Umbilical cord blood (UCB) has been widely used as an alternative to haematopoietic stem cell (HSC) in transplantation for both malignant and non-malignant diseases including metabolic diseases. Approximately 30,000 transplantations using UCB, either from a family-related donor or non-related donor, have been reported worldwide [
1]. This may be due to the ability of the HSC pool within UCB to proliferate and differentiate more rapidly, being superior to HSC extracted from bone marrow and peripheral blood [
2,
3]. Additionally, it is easier to collect UCB since it poses less risk to the donor (pregnant mother), has less risk of infection, is accessible, and most importantly the loose criteria for Human Leucocyte Antigen typing match with less graft versus host disease [
4]. However, the success rate of HSC transplant depends on the number and engraftment of infused nucleated cell count (NCC) and CD34+ cells [
4‐
6]. For a standard transplant procedure, approximately 1–3 × 10
7 cell per kg of recipient weight is needed, whereby a higher dose of infused NCC and CD34+ cells will result in a shorter period of engraftment [
5]. Colony forming unit (CFU) assay is extensively used as a medium to study the capability of HSC to proliferate and differentiate by their ability to form progenitor colonies in methylcellulose semisolid media [
7]. In transplantation, CFU assay is a better predictor of haematopoietic engraftment [
8] and an important parameter when selecting the unit of UCB for transplantation [
9]. Thus, most UCB banks have a fixed policy in selecting good quality UCB for banking based on adequate NCC and CD34+ cell counts including the ability of these cells to proliferate and differentiate [
10].
Studies have reported that several obstetric factors such as maternal age, gestational age, maternal blood pressure, delivery time, route of delivery, and method of UCB collection affected the number and quality of the HSC pool within UCB [
11‐
13]. A shorter period of UCB collection from the umbilical cord including HSC processing will give a higher number of CD34+ cells [
11]. Several neonatal factors such as gender and weight also influenced the number of HSC. A heavy baby will give a high number of NCC, CD34+ cells and CFU granulocyte-monocyte [
14]. The gender of the baby also produces different cell ratios with a male baby giving a higher CD34+ cells but lower NCC and CFU-granulocyte monocyte [
10] while a female baby with a longer pregnancy period will give higher NCC [
11]. However, not many studies reported on the quality and potency of HSC from UCB related to the above mentioned obstetric and neonatal factors in a diseased pregnancy such as in gestational diabetes mellitus (GDM) and preeclampsia.
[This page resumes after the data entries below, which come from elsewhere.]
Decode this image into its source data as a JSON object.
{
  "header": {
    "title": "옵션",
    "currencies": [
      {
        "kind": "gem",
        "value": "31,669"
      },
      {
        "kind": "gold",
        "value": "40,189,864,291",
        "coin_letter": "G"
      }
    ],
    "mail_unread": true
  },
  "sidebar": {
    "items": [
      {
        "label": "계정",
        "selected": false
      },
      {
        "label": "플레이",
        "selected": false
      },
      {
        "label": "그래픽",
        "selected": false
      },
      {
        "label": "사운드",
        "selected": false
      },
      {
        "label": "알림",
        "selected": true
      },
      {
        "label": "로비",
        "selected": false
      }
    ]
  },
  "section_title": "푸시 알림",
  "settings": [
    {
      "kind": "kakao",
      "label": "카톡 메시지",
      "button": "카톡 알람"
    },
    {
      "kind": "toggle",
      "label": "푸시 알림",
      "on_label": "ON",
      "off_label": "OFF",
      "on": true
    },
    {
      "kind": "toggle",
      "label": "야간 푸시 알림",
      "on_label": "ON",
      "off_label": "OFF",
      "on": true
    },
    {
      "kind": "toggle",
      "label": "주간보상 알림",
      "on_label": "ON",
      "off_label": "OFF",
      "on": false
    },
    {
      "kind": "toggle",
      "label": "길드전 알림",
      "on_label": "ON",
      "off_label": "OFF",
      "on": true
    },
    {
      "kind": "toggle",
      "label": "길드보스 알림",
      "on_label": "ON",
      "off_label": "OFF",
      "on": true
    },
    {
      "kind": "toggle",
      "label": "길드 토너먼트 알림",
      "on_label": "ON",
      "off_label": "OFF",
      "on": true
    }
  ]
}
Both GDM and preeclampsia are common diseases in pregnant mothers especially for those who already have a history of diabetes and hypertension in a previous pregnancy. Stallmach et al. (1998) reported reduced endothelial cells including low hepatic haematopoiesis in the foetus, which could compromise the quality and potency of progenitor cells in UCB [
15]. CD34+ cell count has also been reported to be significantly lower in patients with GDM compared to patients with hypertension and control (normal pregnancy) [
16]. In this study, the quality and potency of NCC, CD34+ cells, and endothelial progenitor cells from HSC UCB will be further investigated in pregnant mothers with preeclampsia. In addition, the correlation between obstetric and neonatal factors with the quality of HSC will also be analysed. We hypothesised that preeclampsia will affect the quality and potency of HSC from UCB. These findings will be useful in guiding pregnant mothers with preeclampsia in considering future UCB banking.